Zabawa
Robert Lewandowski strzelił długo oczekiwanego gola na Mistrzostwach Świata w wygranym 2:0 meczu Polski – NBC 5 Dallas-Fort Worth
Półtorej dekady po swoim seniorskim debiucie i pięciu meczach w Pucharze Świata później, Robert Lewandowski w końcu wyrył swoje imię na karcie wyników na największej scenie tego sportu. Emocje 34-letniego napastnika doskonale oddały sens tej chwili – szok, ulgę, a przede wszystkim czystą radość.
W pewnym sensie wydawało się to fatalne od samego początku.

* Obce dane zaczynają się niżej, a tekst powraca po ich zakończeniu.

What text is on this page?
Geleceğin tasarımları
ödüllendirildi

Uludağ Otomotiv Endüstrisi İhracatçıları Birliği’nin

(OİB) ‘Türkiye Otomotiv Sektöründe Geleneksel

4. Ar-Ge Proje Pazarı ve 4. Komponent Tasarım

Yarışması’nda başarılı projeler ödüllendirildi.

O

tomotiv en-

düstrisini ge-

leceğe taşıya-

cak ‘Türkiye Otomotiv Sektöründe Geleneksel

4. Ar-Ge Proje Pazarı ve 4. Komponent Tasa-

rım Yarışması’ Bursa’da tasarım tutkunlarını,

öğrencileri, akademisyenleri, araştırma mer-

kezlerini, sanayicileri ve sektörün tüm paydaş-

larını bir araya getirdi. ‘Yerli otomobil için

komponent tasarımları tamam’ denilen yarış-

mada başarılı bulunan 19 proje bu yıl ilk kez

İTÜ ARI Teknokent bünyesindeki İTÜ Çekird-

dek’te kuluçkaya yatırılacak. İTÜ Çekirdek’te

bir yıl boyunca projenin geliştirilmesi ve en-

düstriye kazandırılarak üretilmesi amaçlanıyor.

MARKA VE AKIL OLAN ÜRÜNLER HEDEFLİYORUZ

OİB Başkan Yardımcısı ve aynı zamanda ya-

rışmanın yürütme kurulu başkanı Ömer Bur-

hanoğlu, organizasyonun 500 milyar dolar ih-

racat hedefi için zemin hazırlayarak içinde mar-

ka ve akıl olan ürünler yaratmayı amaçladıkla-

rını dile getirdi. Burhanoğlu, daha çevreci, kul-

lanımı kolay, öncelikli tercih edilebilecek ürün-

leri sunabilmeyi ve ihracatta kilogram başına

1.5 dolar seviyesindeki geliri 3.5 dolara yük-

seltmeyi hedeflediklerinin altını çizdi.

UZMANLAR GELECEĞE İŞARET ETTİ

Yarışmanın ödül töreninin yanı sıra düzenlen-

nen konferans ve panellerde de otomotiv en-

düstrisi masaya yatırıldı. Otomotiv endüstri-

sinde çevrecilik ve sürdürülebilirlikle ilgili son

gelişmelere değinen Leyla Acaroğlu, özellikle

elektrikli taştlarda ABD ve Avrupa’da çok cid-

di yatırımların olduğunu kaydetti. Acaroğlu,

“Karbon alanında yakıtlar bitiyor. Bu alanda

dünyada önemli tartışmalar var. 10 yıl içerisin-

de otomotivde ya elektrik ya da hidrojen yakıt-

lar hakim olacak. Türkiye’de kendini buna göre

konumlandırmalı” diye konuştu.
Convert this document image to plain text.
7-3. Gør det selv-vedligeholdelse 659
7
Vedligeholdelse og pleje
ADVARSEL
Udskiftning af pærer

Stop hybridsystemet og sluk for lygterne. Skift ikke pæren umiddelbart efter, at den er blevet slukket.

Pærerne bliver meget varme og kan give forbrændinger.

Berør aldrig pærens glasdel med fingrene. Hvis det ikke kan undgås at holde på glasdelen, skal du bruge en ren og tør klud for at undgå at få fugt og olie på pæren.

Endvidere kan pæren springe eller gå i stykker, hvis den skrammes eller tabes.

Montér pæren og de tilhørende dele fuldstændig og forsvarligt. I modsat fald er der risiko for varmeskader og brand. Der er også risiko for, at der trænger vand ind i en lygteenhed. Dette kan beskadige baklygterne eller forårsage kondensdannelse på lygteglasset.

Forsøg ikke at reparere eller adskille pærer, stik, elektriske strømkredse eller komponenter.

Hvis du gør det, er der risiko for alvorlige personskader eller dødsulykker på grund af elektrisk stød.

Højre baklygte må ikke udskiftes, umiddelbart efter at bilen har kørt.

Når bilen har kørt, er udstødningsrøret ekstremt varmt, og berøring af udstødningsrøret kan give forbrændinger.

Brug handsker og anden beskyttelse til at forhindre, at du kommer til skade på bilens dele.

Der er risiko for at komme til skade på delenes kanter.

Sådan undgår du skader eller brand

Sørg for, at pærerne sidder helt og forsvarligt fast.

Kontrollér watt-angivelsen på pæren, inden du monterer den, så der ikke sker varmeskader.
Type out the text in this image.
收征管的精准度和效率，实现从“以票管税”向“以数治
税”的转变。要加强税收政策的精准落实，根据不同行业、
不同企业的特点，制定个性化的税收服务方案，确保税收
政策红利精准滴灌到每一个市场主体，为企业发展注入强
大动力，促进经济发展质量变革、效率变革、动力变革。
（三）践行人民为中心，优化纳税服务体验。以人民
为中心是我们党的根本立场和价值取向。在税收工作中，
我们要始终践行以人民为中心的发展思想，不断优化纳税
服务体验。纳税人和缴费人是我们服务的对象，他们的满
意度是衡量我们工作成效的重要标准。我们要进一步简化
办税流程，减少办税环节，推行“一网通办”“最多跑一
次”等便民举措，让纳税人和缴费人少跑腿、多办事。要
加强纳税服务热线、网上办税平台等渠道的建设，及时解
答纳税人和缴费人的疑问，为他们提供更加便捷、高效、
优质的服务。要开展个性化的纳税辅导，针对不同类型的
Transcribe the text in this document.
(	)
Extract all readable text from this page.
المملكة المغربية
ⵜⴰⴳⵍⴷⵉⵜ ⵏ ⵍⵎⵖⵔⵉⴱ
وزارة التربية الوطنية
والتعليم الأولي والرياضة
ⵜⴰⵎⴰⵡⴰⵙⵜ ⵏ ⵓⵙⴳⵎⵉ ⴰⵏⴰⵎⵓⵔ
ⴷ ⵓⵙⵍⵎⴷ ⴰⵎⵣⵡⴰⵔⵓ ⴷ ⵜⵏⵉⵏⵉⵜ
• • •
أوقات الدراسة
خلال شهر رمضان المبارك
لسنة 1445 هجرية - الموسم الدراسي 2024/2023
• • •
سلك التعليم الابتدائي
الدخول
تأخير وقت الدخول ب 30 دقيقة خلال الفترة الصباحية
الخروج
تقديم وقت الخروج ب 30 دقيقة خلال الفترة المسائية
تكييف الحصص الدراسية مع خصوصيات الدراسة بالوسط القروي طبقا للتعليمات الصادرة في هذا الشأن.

Kapitan reprezentacji Polski jest jednym z najbardziej utytułowanych piłkarzy wszechczasów, może pochwalić się tytułem Ligi Mistrzów, siedmioma tytułami strzeleckimi Bundesligi oraz nagrodami FIFA i UEFA Player of the Year. Mimo pełnej gabloty z trofeami ewidentnie go brakowało – gola na mundialu.
W końcu może to skreślić z listy po tym, jak poprowadził Polskę do zwycięstwa 2: 0 nad Arabią Saudyjską.
Arabia Saudyjska zaczęła wcześnie, chcąc zapewnić sobie drugie zwycięstwo w turnieju i zapewnić sobie miejsce jako jedna z dwóch drużyn reprezentujących grupę C w rundach pucharowych. Mimo kilku zaciętych spotkań bramkarz Polski Wojchiech Szczęsny nie ustępował i dał swojej drużynie czas na atak.
Lewandowski został dodany w 38. minucie.
Seria podań, zapoczątkowana przez Szczęsnego, ostatecznie zakończyła się przed bramką, podczas gdy Lewandowski biegł dalej. Nie mógł przepchnąć piłki obok saudyjskiego bramkarza Mohammeda Al-Owaisa, ale uratował grę na tyle, by znaleźć swojego kolegę z drużyny Piotra Zielińskiego – który dał Polsce prowadzenie 1:0 – i dostał swojego pierwszego asystenta Pucharu Świata.
To coś ze statystyki.
Bramka Zielińskiego ożywiła polską ofensywę, podczas gdy Szczęsny i obrona powstrzymali saudyjskich napastników, a nawet zablokowali jednego rzut karny pod koniec pierwszej połowy.
Rozpęd wszedł w drugą połowę, kiedy obie drużyny wymieniły spojrzenia na bramkę. Ostatecznie jednak punkt zwrotny Lewandowskiego nastąpił dzięki nieudanej grze saudyjskiej linii obrony.
Podanie w tył do obrońcy Abdulelaha Al-Malki zostało uderzone, co pozwoliło pobliskiemu Lewandowskiemu wykorzystać kapitalizację. Odbił piłkę od Al-Malki’ego i przepchnął piłkę tuż obok Al-Owais. Cel – sprawdź.
Lewandowski od razu pobiegł do rogu, gdzie przywitała go psia kupa kolegów z drużyny. Gdy wszyscy pożegnali się z uroczystością, napastnik został emocjonalnie pozostawiony w obliczu długo oczekiwanej chwili.
Był to piąty występ Lewandowskiego na mundialu, który zadebiutował w 2018 roku po tym, jak Polska przez kolejne lata nie brała udziału w turnieju. Ma teraz 77 bramek dla Polski, remisując z Pele na 10. miejscu pod względem liczby bramek wśród wszystkich graczy i powiększa swoją przewagę jako najlepszego strzelca Polski do 32.
Co być może ważniejsze, podtrzymał nadzieje Polski na mundial w i tak już chaotycznej grupie. Po zdenerwowaniu Arabii Saudyjskiej przeciwko Argentynie na początku tego tygodnia, Lionel Messi mierzy się teraz z Meksykiem, próbując przedłużyć passę Argentyny. Podczas gdy reszta grupy nadal rywalizuje, Polska oficjalnie zgłosiła się jako pretendent do awansu z boiska.
Typowy awanturnik. Zły odkrywca. Przyjazny myśliciel. Introwertyk.